Before Killswitch Engage became a household name in the world of heavy music, before “that dude with the dreadlocks” was the singer in Shadows Fall, there was Overcast, and they were the heaviest of all. Why they ever broke up to splinter into these other bands is a mystery to me, similar to why white guys with dreadlocks get mentioned in almost everything I write for Svbterranean. If you keep reading though, all is revealed in chapter 12.
Overcast was a staple of the New England area metal and hardcore scene of the mid-late 1990’s. Based in Boston, the band was a totally atypical and captivating act during their lifespan, leveling most other bands of that era in terms of musical heaviness and live intensity. Their final full length record Fight Ambition to Kill, released about a year before their 1998 breakup, still holds up as a landmark album for the nascent metalcore style of the time period, having influenced the mega-huge bands that some members moved onto afterward, as well as most of the luminaries of that subgenre.

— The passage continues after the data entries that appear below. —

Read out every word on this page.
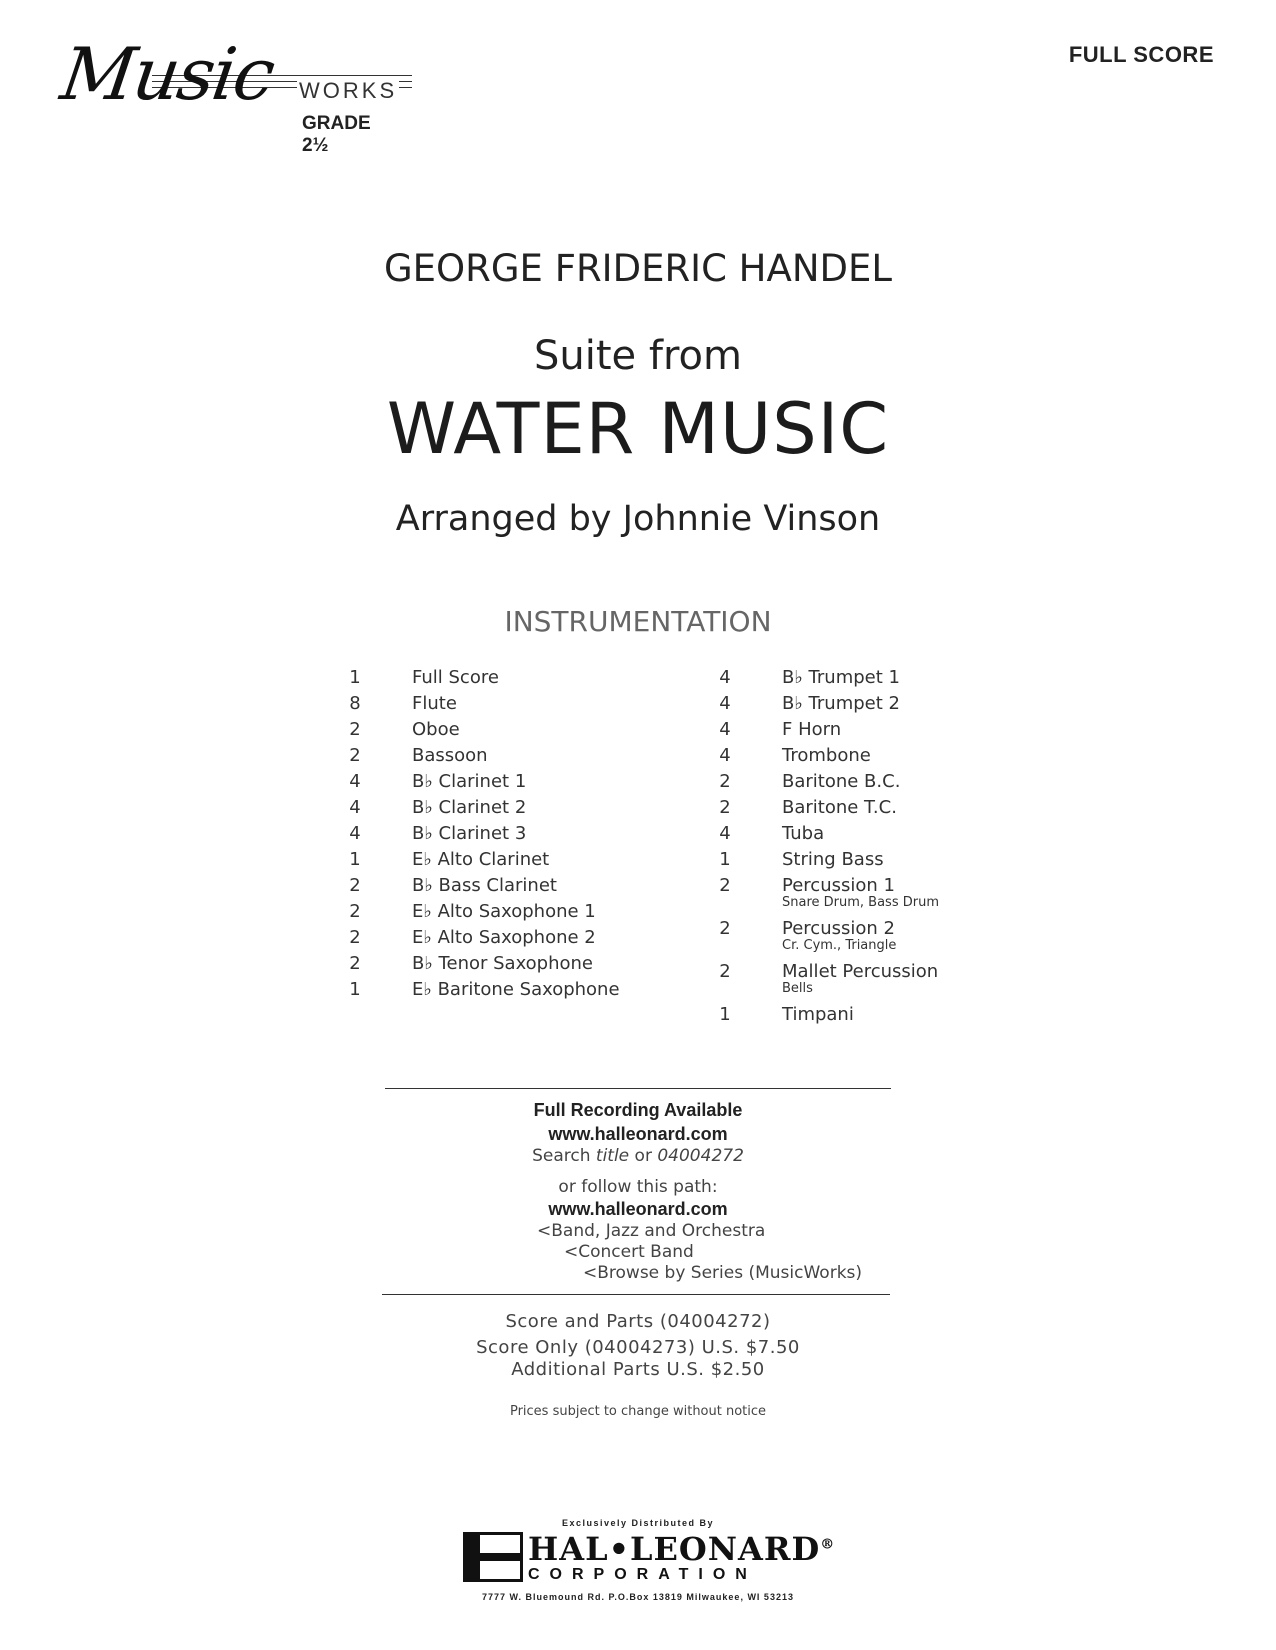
Music WORKS
GRADE 2½
FULL SCORE
GEORGE FRIDERIC HANDEL
Suite from
WATER MUSIC
Arranged by Johnnie Vinson
INSTRUMENTATION
1	Full Score
8	Flute
2	Oboe
2	Bassoon
4	B♭ Clarinet 1
4	B♭ Clarinet 2
4	B♭ Clarinet 3
1	E♭ Alto Clarinet
2	B♭ Bass Clarinet
2	E♭ Alto Saxophone 1
2	E♭ Alto Saxophone 2
2	B♭ Tenor Saxophone
1	E♭ Baritone Saxophone
4	B♭ Trumpet 1
4	B♭ Trumpet 2
4	F Horn
4	Trombone
2	Baritone B.C.
2	Baritone T.C.
4	Tuba
1	String Bass
2	Percussion 1
Snare Drum, Bass Drum
2	Percussion 2
Cr. Cym., Triangle
2	Mallet Percussion
Bells
1	Timpani
Full Recording Available
www.halleonard.com
Search title or 04004272
or follow this path:
www.halleonard.com
<Band, Jazz and Orchestra
<Concert Band
<Browse by Series (MusicWorks)
Score and Parts (04004272)
Score Only (04004273) U.S. $7.50
Additional Parts U.S. $2.50
Prices subject to change without notice
Exclusively Distributed By
HAL•LEONARD®
CORPORATION
7777 W. Bluemound Rd. P.O.Box 13819 Milwaukee, WI 53213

I was first introduced to Overcast via their Begging for Indifference three song 7” record from 1996. I remember that right away, two things made a big impression on me. First, the unique vocal style of Brian Fair. His voice would seamlessly shift from raspy clean singing that was reminiscent of the harsher vocal moments of a lot of 80’s style metal bands into an absolutely deranged sounding apocalyptic roar. I have never heard another vocalist successfully emulate this sound, and even Fair’s Shadows Fall era vocals feel somehow less intense in execution to me.
Second, bassist Mike D’Antonio’s bass tone. Even on the first few Killswitch Engage records, this same bass sound is instantly recognizable – gritty, thick, and chunky, it is frequently the lynchpin of his bands’ songwriting and the foundation on which the heaviest parts are laid. Overcast was no exception, but at the time nearly all of the hardcore and metalcore bands I listened to seemed to have little idea of what to do with the bass sound. Most of the time, it was either too warm and floppy to feel present in the mix on any given record, or it was clanky to the point that the low end disappeared entirely. Overcast knew how to ram that low end down your throat, and their songs were 1,000 times heavier because of it.
So, in early 1998 when I found Fight Ambition to Kill for sale in some distro at a Bane show I immediately bought it because I knew it was going to crush me. I put it on in the car on the way home from the show and from the opening bass notes of Apocalypse Upon Us, I was blown away.
The aforementioned opening track, which steamrolls along at a mid-tempo pace, slamming and chugging until it reaches a frantic and fevered crescendo toward the end, is one of several high points of Fight Ambition to Kill. It leads directly into the second track, Spun – one of the hands down heaviest pieces of music produced by any band during this time period, with the last 45 seconds of it being the kind of riff written specifically to invoke images of people gutting each other in a blood orgy straight out of a Hieronymus Bosch painting.
In addition to overt brutality, Overcast was able to pull off a bit more musical complexity than many of their contemporaries, as showcased in tracks like Styrofoam Death Machine; an instrumental that retains much the same structure as many of their other compositions, but incorporates more melody and some loud/soft dynamics not always present in the rest of the record. Also, its an instrumental track on a metalcore record that I somehow don’t skip every single time it starts playing, which is more than I can say for almost every other instrumental track on every other metalcore record I’ve ever owned.
Other bright spots in Fight Ambition to Kill include the absolutely monstrous Seven Ft. Grin and closing track Forecast, which was re-recorded from the Begging For Indifference 7” and given a grosser, beefier treatment here.
Really though, this record is one of those rare gems that I listen to back to front most of the time I put it on. There’s no filler in there, nothing to skip over to get to the meat of the joint. Its a classic album that left an indelible mark on the metalcore landscape that came afterward. Overcast has reunited a couple of times for shows in the past decade, and has released two records post-breakup, including 2008’s Reborn to Kill again, which contains re-recorded versions of songs from Fight Ambition to Kill, Begging for Indifference, and their first full length Expectational Dilution and two unreleased “new” tracks. In my opinion though, the songs from Fight Ambition to Kill are better in their original versions. In 2015, Overcast issued an album called Only Death is Smiling, which is a comprehensive collection of their recorded output and serves as a perfect guide to one of the best and heaviest bands of the 90’s early metalcore scene. If you’re somehow unfamiliar with these dudes, dive in to Fight Ambition to Kill, and find out why it has been so hard for me to really ever care about KsE and Shadows Fall.